«Tout ce mépris pour mon travail m’écœure»: Des fonctionnaires expliquent pourquoi ils font grève
TEMOIGNAGES•Les nombreux récits montrent un malaise persistant…Nicolas Raffin
L'essentiel
- Tous les syndicats de la fonction publique appellent à la grève ce mardi.
- Plusieurs mesures prévues par Emmanuel Macron, comme le gel du point d’indice ou la suppression de 120.000 postes, sont à l’origine du mouvement.
- Les témoignages envoyés à 20 Minutes montrent aussi une lassitude des fonctionnaires face aux clichés sur leur secteur d’activité.
Au fil des mails, des mots reviennent souvent : « situation difficile », « ras-le-bol », « inquiétude »… Depuis une semaine, les nombreux messages reçus par 20 Minutes suite à l’appel lancé traduisent le malaise des fonctionnaires qui manifestent ce mardi. Si l’ampleur de la mobilisation est difficile à prévoir, c’est la première fois depuis dix ans que tous les syndicats appellent à la grève.
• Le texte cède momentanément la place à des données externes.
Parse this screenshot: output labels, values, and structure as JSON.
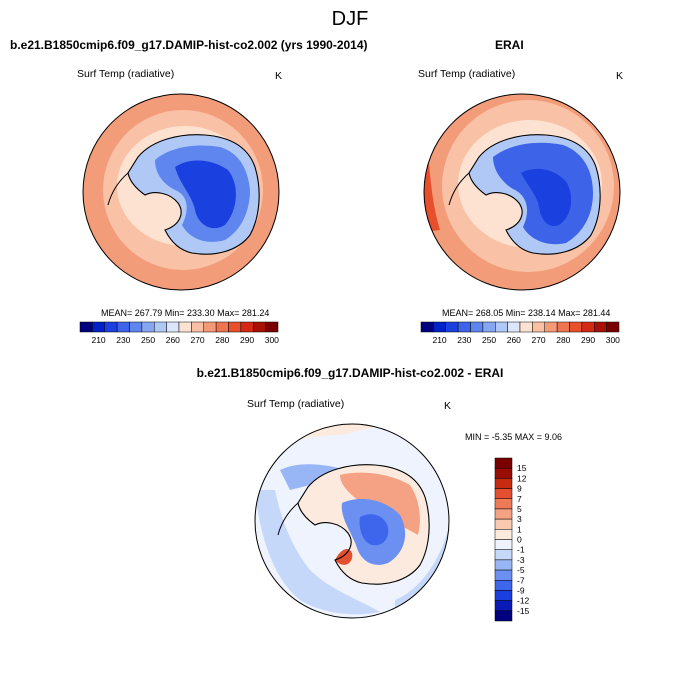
{
  "figure": {
    "title": "DJF",
    "panels": {
      "model": {
        "title": "b.e21.B1850cmip6.f09_g17.DAMIP-hist-co2.002 (yrs 1990-2014)",
        "variable": "Surf Temp (radiative)",
        "units": "K",
        "stats": "MEAN= 267.79  Min= 233.30  Max= 281.24"
      },
      "obs": {
        "title": "ERAI",
        "variable": "Surf Temp (radiative)",
        "units": "K",
        "stats": "MEAN= 268.05  Min= 238.14  Max= 281.44"
      },
      "diff": {
        "title": "b.e21.B1850cmip6.f09_g17.DAMIP-hist-co2.002 - ERAI",
        "variable": "Surf Temp (radiative)",
        "units": "K",
        "stats": "MIN =  -5.35 MAX =   9.06"
      }
    },
    "abs_colorbar": {
      "colors": [
        "#00007f",
        "#0021c8",
        "#1a40e0",
        "#3c63e8",
        "#5f86ee",
        "#86a6f2",
        "#b0c8f6",
        "#dce6fa",
        "#fde2d2",
        "#f9c0a4",
        "#f59a77",
        "#ef7550",
        "#e84f2c",
        "#d42a14",
        "#a80f06",
        "#7a0000"
      ],
      "labels": [
        "210",
        "230",
        "250",
        "260",
        "270",
        "280",
        "290",
        "300"
      ]
    },
    "diff_colorbar": {
      "colors": [
        "#00007f",
        "#0a1ab8",
        "#1a3ee0",
        "#3e66ec",
        "#6b90f2",
        "#98b5f6",
        "#c6d8fa",
        "#eef3fd",
        "#fdeadf",
        "#f9c9b0",
        "#f4a283",
        "#ee7a58",
        "#e34f30",
        "#c62b12",
        "#9a0d04",
        "#7a0000"
      ],
      "labels": [
        "15",
        "12",
        "9",
        "7",
        "5",
        "3",
        "1",
        "0",
        "-1",
        "-3",
        "-5",
        "-7",
        "-9",
        "-12",
        "-15"
      ]
    }
  }
}
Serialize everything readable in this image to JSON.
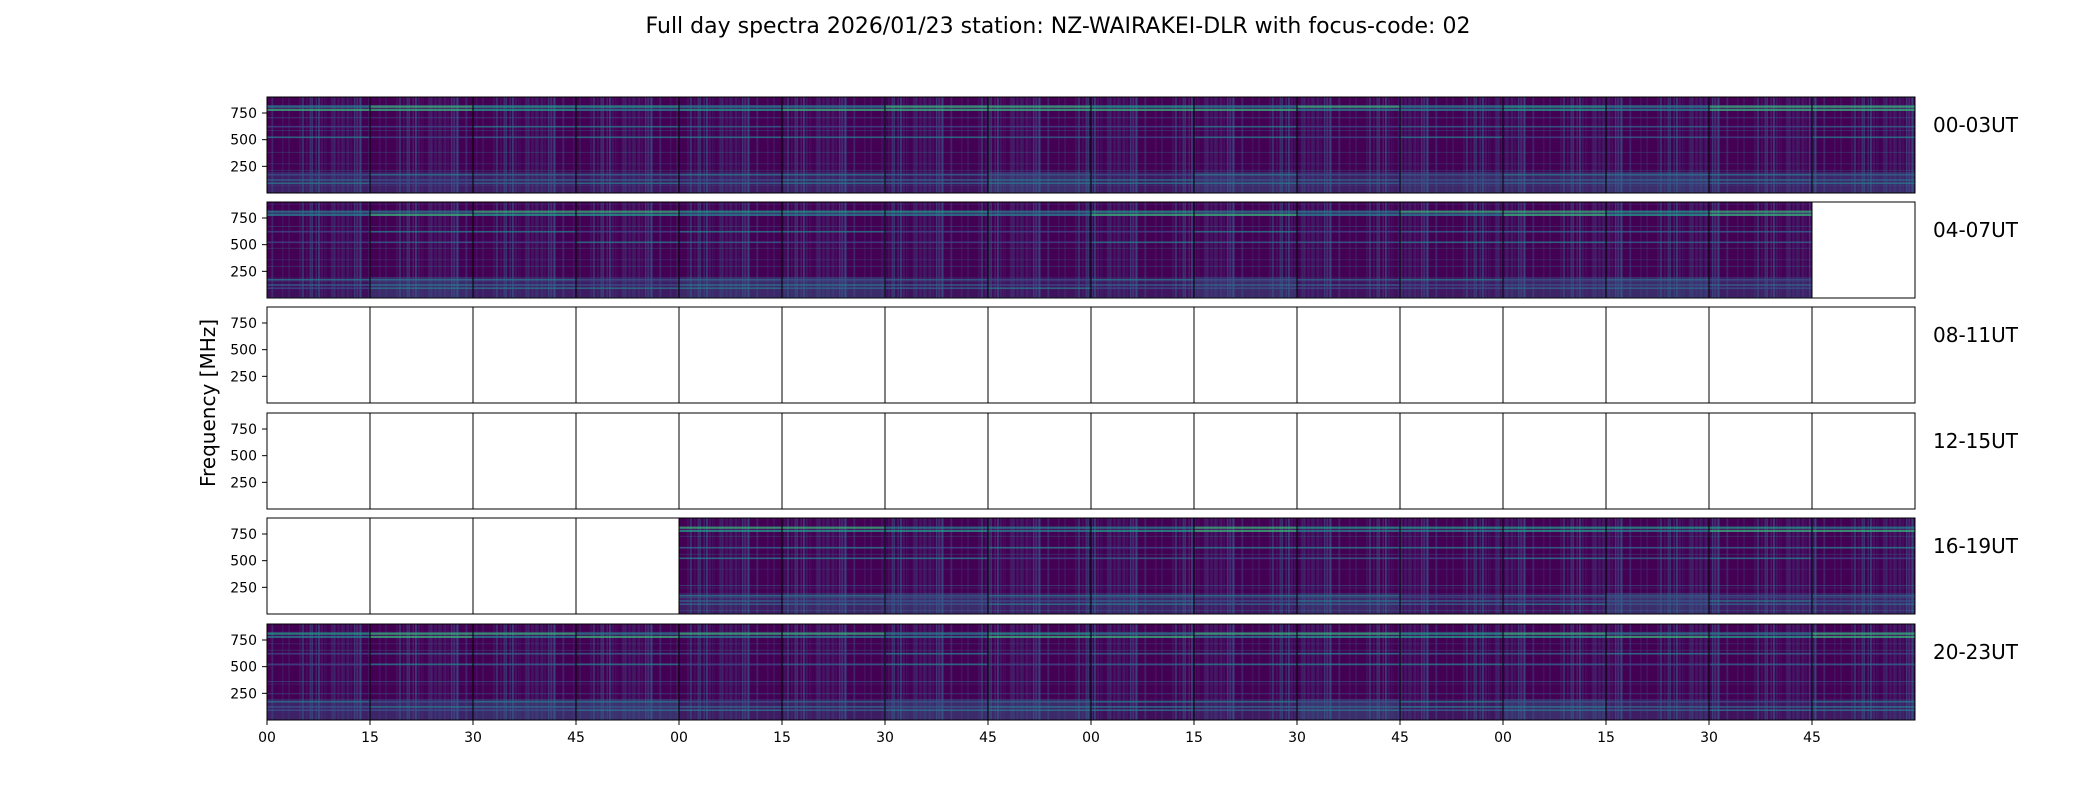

Les motifs de mécontentements sont légion, à commencer par le manque d’effectifs. Emmanuel Macron a promis de supprimer 120.000 postes de fonctionnaires d’ici 2022, ce qui agace beaucoup Agnès. Employée comme agent technique dans un collège de Seine-Maritime, elle note que son établissement « est passé de 600 à 870 élèves » en quelques années. Jusqu’à présent, elle pouvait compter sur plusieurs contrats aidés pour l’épauler, mais « ces contrats vont sauter, et nous n’allons pas pouvoir effectuer notre travail dans de bonnes conditions ».
« Quand va-t-on arrêter de nous prendre pour des cons ? »
Un ressenti partagé par Nathalie, qui s’occupe de la cantine et du nettoyage des salles de classes dans un collège à Villejuif (Val-de-Marne). « Tous les jours, j’ai huit salles à nettoyer le matin de 7 heures jusqu’à 11 heures, puis je passe à la restauration jusqu’à 14h30, raconte-t-elle. Parfois, je dois même remplacer le gardien jusqu’à 19 heures, ce qui me fait une double journée. »
La rémunération pose également problème aux fonctionnaires de toutes les catégories (A, B ou C). « Je veux que l’Etat comprenne à quel point la situation est désastreuse, lance Sarah*, enseignante en Seine-Saint-Denis. J’ai été payée 1.400 euros ce mois-ci, un ingénieur avec le même nombre d’années d’études que nous est payé le double ! Quand va-t-on arrêter de nous prendre pour des cons ? ». Là encore, le gel du point d’indice – qui détermine les rémunérations – annoncé cet été est une mesure qui passe très mal dans la fonction publique.
« Pour eux on ne fout rien, on paresse »
Les témoignages recueillis révèlent aussi une vraie souffrance vis-à-vis des préjugés liés aux fonctionnaires. « Il ne faut pas s’étonner que de moins en moins de personnes veulent bosser dans la fonction publique. On est traité comme des moins que rien », regrette Sarah.
« Tout ce mépris pour mon travail, pour mon statut de fonctionnaire, m’écœure » poursuit Alexandra*, employée dans une bibliothèque avec un salaire à peine supérieur au Smic après dix ans d’ancienneté. « J’ai affaire à des usagers agressifs qui croient que je gagne des millions, et que j’ai des avantages faramineux, s’indigne-t-elle. Pour eux, on ne fout rien, on paresse. Mais comment les accueillir quand on doit traiter leurs dossiers et que là où on était trois agents, il n’y en a plus qu’un ? ».
Contrôleur des finances publiques depuis quinze ans, Rémy se sent obligé de préciser « qu’un fonctionnaire vit : il dépense et il épargne comme tout le monde. Les fonctionnaires en ont plus que marre de toutes les moqueries et de toutes les méchancetés que véhiculent les politiques et les médias et que le grand public gobe sans prendre le moindre recul. » Pour beaucoup enfin, la mobilisation de ce mardi est un moyen de rappeler le rôle essentiel des 5,4 millions d’agents publics en France.
*à la demande des personnes, les prénoms ont été modifiés.